MRI may also be beneficial in functional status assessment for patients in which joint erosions have been minimized due to advances in early diagnosis and treatment modalities. For example, MRI has been shown to be a sensitive tool for the detection of inflammation of periarticular tendons and tendon sheaths . Although MRI tendon imaging would not add to the assessment of structural damage, as rheumatologists are able to minimize joint erosion, damage to tendons may contribute significantly to functional status. MRI could a play a key role in detecting and measuring decreased functional status due to tendonitis or tendon rupture and MRI would provide greater accuracy than physical examination.

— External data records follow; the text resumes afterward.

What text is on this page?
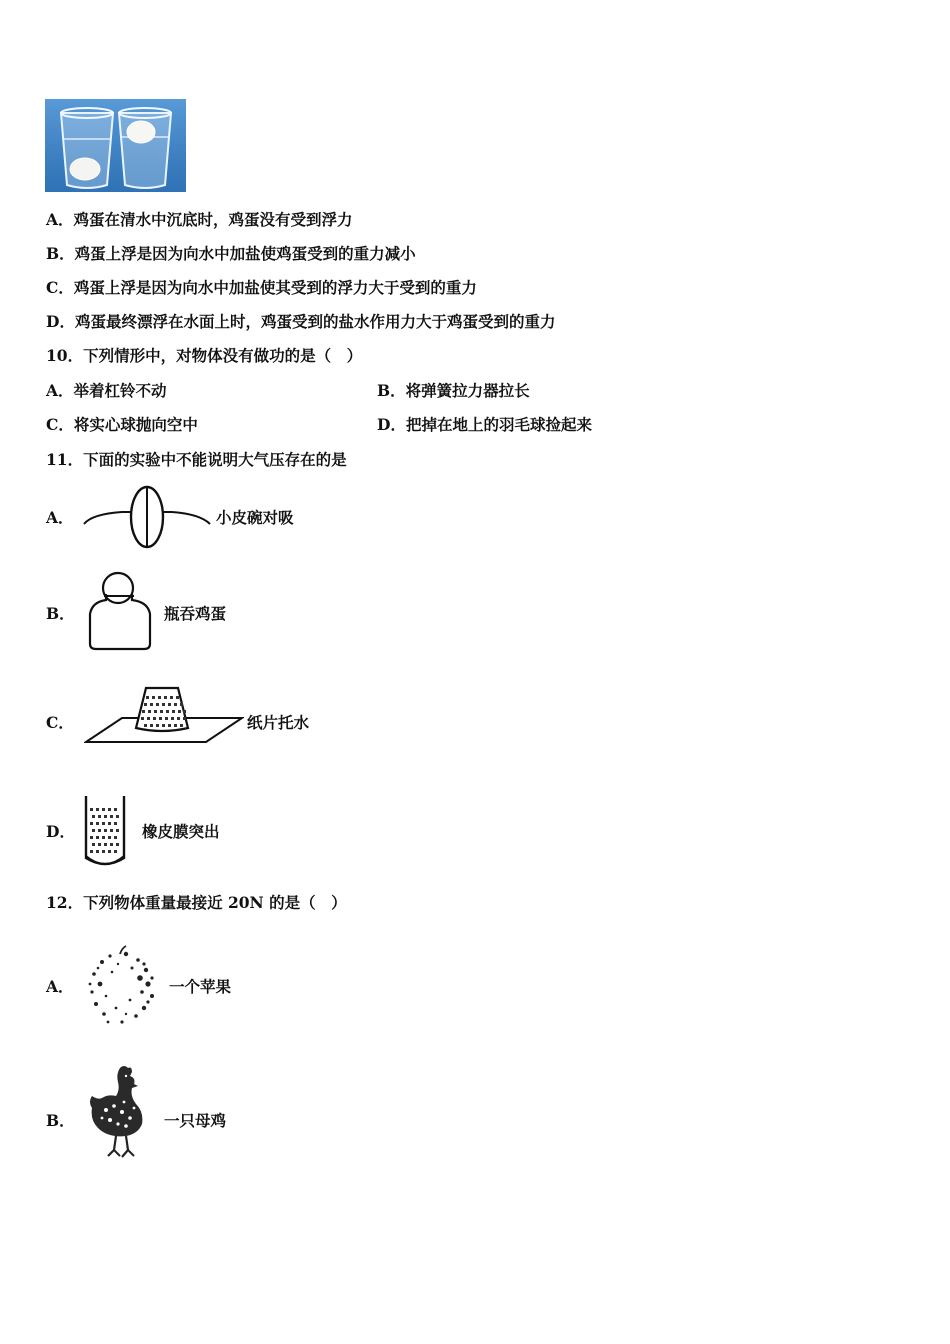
A．鸡蛋在清水中沉底时，鸡蛋没有受到浮力
B．鸡蛋上浮是因为向水中加盐使鸡蛋受到的重力减小
C．鸡蛋上浮是因为向水中加盐使其受到的浮力大于受到的重力
D．鸡蛋最终漂浮在水面上时，鸡蛋受到的盐水作用力大于鸡蛋受到的重力
10．下列情形中，对物体没有做功的是（　）
A．举着杠铃不动	B．将弹簧拉力器拉长
C．将实心球抛向空中	D．把掉在地上的羽毛球捡起来
11．下面的实验中不能说明大气压存在的是
A．	小皮碗对吸
B．	瓶吞鸡蛋
C．	纸片托水
D．	橡皮膜突出
12．下列物体重量最接近 20N 的是（　）
A．	一个苹果
B．	一只母鸡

A major concern with the use of MRI in RA has been the validation of bone erosion scoring. The European League Against Rheumatism and the Outcome Measures in Rheumatoid Arthritis Clinical Trial working groups have both undertaken cross-sectional (and the former group also longitudinal) analyses of RA bone erosion scoring using MRI [20,21]. When the strict criteria for the definition of bone erosions (lesion observed in two imaging planes involving a cortical break in at least one) are applied to scoring, there is a 97% consistency in the recording of such lesions by MRI .
MRI is a sensitive, accurate, non-invasive tool that allows simultaneous assessment of all the components of diarthrodial joints. MRI-imaged abnormalities can be identified in the majority of RA patients at disease presentation. Furthermore, MRI provides the unique opportunity to assess RA disease progression since new efficacious agents such as infliximab (cA2, Remicade®; Centocor, Inc., Malvern, PA, USA) and etanercept (Enbrel®; Immunex Corporation, Seattle, WA, USA) have been shown to inhibit the progression of structural damage. Preventing progression of structural damage will limit the utility and need for long-term patient monitoring by radiographic analysis as RA patients are diagnosed early and treated aggressively. In conclusion, the implementation of MRI will provide clinicians with a powerful imaging tool for long-term, periodic monitoring of the RA disease state.
ACR = American College of Rheumatology; MRI = magnetic resonance imaging; RA = rheumatoid arthritis.